Somebody ought to pass a law against all of these unintended consequences:
In 2014, millions of people are expected to shift between the health exchanges and Medicaid as their income fluctuates. That could be costly for states and insurance companies, and patients could wind up having gaps in coverage or having to switch health plans or doctors.
The process — called “churning” — is common in Medicaid, the state-federal program for the poor and disabled. Typically, people lose Medicaid eligibility after their income spikes temporarily, such as when they get a seasonal job or pick up extra hours at certain times of the year. They re-enroll when their income drops.
Until now, people who churn out of Medicaid because of an income bump often wound up uninsured because they cannot afford private insurance. Starting this month under the Affordable Care Act, many will become eligible for insurance and subsidies through the exchanges.

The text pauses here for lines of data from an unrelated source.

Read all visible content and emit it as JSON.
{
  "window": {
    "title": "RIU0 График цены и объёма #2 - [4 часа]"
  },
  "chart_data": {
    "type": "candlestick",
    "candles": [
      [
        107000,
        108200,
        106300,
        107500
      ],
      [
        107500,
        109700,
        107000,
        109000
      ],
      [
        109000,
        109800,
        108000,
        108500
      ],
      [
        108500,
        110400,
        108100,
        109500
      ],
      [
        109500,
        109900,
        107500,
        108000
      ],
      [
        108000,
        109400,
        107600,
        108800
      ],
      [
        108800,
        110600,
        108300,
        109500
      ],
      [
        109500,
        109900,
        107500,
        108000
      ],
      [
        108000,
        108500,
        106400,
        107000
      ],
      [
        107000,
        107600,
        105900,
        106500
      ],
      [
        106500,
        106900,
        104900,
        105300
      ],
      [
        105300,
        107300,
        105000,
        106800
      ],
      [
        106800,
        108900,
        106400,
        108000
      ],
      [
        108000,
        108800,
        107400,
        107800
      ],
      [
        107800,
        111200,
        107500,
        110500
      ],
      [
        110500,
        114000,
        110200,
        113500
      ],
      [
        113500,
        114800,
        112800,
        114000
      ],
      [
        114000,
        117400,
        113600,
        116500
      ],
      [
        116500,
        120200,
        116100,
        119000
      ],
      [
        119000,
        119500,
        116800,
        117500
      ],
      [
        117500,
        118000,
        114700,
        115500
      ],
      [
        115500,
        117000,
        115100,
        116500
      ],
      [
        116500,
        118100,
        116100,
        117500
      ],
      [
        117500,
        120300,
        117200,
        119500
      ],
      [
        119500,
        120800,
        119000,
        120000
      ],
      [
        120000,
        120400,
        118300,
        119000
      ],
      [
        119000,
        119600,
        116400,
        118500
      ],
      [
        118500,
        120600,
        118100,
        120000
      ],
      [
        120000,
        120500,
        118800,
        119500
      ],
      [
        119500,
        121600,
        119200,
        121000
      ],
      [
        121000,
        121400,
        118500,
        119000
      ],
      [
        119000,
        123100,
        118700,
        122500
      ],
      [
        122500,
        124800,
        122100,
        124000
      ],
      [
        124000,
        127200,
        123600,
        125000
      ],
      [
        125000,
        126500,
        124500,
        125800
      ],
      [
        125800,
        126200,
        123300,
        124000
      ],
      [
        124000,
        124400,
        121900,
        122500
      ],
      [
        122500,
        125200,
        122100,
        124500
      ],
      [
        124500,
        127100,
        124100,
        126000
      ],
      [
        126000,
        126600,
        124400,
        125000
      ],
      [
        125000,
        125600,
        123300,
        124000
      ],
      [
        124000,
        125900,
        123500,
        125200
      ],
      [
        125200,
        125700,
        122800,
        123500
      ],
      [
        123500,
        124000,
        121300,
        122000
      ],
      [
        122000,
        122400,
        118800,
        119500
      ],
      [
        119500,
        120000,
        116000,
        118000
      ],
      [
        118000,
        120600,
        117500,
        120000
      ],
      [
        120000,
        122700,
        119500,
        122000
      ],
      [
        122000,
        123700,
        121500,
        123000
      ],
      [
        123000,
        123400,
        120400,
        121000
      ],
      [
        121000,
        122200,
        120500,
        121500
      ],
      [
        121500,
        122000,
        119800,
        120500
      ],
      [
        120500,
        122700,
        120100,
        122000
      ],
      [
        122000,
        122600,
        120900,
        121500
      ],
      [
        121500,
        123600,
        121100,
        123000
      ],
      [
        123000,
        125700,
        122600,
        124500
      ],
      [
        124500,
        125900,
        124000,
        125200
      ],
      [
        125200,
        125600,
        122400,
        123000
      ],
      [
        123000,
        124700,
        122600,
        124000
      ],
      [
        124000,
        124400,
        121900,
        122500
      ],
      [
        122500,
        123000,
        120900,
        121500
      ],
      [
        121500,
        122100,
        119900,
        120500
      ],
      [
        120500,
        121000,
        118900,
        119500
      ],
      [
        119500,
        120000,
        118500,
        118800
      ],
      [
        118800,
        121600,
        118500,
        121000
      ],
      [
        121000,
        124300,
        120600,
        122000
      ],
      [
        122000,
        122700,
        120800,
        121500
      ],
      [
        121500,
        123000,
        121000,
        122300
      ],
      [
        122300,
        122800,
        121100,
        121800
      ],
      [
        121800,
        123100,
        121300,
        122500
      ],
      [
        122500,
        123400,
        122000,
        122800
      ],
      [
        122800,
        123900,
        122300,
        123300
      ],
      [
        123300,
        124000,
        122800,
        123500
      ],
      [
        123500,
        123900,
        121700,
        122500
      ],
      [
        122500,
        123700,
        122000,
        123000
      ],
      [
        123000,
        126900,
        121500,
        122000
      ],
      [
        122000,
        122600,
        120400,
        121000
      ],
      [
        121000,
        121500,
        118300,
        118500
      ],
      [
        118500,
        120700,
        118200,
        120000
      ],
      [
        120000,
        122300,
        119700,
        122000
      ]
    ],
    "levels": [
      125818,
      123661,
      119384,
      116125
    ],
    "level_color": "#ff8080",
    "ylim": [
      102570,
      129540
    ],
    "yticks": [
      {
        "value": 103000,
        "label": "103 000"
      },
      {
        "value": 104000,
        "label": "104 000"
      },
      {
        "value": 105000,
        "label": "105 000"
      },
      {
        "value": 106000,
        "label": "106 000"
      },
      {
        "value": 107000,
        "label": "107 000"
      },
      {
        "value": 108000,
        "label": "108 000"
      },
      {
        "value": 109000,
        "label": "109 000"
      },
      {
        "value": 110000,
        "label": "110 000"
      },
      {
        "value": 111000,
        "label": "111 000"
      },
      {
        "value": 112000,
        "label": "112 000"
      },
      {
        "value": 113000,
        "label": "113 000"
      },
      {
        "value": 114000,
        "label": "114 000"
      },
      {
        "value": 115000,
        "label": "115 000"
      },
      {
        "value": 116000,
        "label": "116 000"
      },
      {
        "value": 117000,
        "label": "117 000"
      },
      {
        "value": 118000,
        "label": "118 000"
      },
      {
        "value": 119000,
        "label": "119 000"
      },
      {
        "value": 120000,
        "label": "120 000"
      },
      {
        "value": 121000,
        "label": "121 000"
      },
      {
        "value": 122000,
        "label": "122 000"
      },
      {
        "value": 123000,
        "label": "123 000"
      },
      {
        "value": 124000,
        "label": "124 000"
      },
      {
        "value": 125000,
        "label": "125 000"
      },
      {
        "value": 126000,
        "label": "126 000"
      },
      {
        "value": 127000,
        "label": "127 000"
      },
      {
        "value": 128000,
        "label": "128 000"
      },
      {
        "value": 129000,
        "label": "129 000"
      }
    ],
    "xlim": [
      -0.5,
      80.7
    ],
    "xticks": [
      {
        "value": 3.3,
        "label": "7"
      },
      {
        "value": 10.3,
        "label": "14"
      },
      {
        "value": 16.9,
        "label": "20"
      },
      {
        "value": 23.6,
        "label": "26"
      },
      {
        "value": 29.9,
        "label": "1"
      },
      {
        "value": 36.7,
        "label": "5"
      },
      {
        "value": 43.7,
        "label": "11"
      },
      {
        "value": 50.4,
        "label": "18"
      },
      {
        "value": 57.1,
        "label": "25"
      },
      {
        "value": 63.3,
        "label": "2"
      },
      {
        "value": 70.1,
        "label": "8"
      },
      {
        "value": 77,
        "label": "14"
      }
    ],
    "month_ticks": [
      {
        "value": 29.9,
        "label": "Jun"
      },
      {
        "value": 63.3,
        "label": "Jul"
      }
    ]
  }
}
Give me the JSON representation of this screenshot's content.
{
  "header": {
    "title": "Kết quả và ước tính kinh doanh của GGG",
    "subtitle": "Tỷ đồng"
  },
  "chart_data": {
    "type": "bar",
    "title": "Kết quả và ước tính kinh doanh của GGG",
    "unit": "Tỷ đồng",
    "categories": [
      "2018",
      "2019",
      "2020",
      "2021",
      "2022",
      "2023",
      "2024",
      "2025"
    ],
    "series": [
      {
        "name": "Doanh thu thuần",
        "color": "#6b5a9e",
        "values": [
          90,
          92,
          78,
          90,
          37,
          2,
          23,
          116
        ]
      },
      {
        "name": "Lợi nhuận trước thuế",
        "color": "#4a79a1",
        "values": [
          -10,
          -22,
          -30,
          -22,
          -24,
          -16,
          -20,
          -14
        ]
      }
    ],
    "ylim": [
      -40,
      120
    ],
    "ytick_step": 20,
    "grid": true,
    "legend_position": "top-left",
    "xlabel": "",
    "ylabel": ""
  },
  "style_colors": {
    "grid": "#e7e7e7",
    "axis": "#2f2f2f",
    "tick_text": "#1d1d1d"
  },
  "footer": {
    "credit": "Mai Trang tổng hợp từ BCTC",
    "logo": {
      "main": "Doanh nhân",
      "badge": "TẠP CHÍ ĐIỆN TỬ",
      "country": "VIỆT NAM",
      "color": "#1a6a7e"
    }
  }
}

But experts warn that churning will continue to be a problem as patients bounce between Medicaid and the exchanges. Patients in an exchange plan may end up in a Medicaid managed-care plan run by another company, with different doctors, or vice versa.
“This is a critical issue for the states and the providers. They are worried about patients experiencing gaps in coverage,” said Jenna Stento, a senior manager who tracks the health law at Avalere Health, a consulting firm. “It could be a very significant population that is moving back and forth.”
It’s absolute chaos, and it’s only going to get worse.